The idea. scGPT pretrains a generative transformer on 33 million+ human cells (from CELLxGENE). Where Geneformer ranks genes, scGPT bins expression values into tokens and trains with a generative, masked-attention objective adapted for the fact that genes aren’t a sequence — the model predicts held-out expression from the rest of the cell. One backbone then serves cell-type annotation, batch integration, multi-omic integration (RNA + ATAC + protein), perturbation-response prediction, and gene-network inference.
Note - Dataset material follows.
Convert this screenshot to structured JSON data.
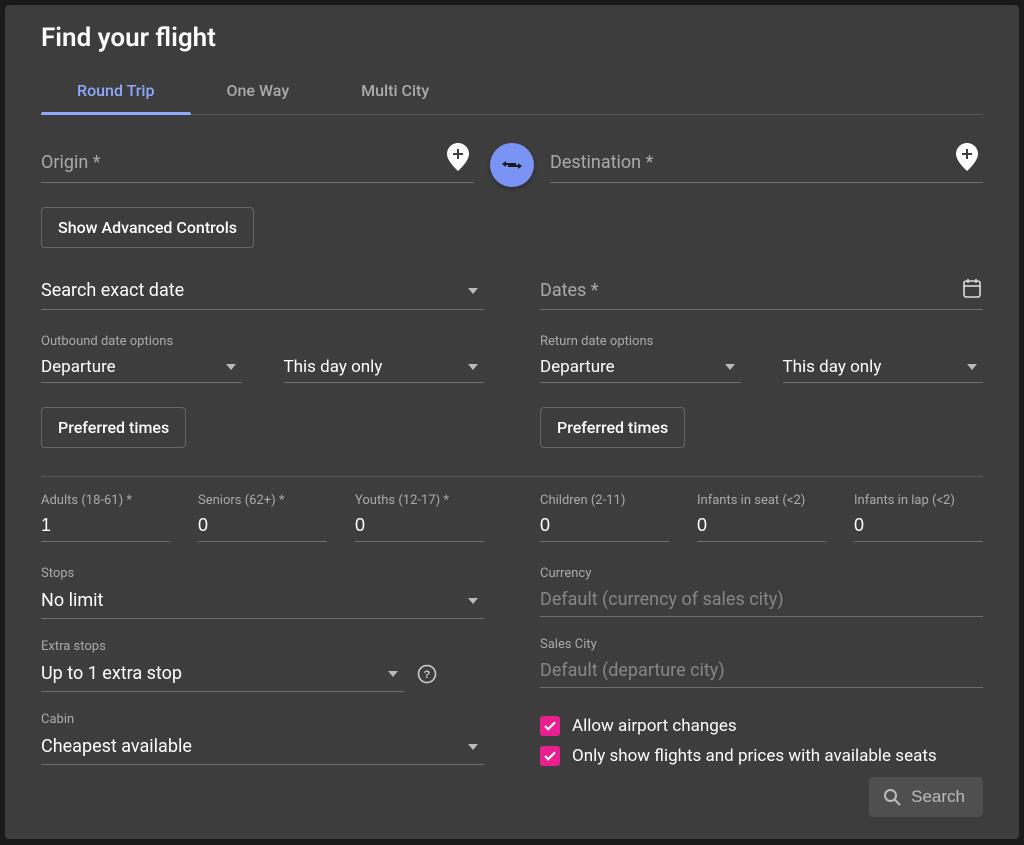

Why it matters. Read back-to-back with Geneformer, this is the clean comparison: rank encoding + masked-rank objective vs. value binning + generative objective, both at ~30M cells. That contrast is the useful part — it isolates what the pretraining recipe buys you, separate from just “more data.” For someone who works with both LLMs and single-cell data, it’s the clearest bridge between the two: the same generative-pretraining idea, ported to a genes-per-cell matrix.
Verdict. Impressive scope, and I’ll believe the multi-omic and perturbation results are the most genuinely new. But the skeptic’s read still applies: independent benchmarks have found single-cell FMs matching but not clearly beating scVI-class methods on core tasks, and results can be sensitive to fine-tuning and preprocessing. My takeaway isn’t “which model wins” but “which tasks actually need a foundation model” — and that answer is still being written.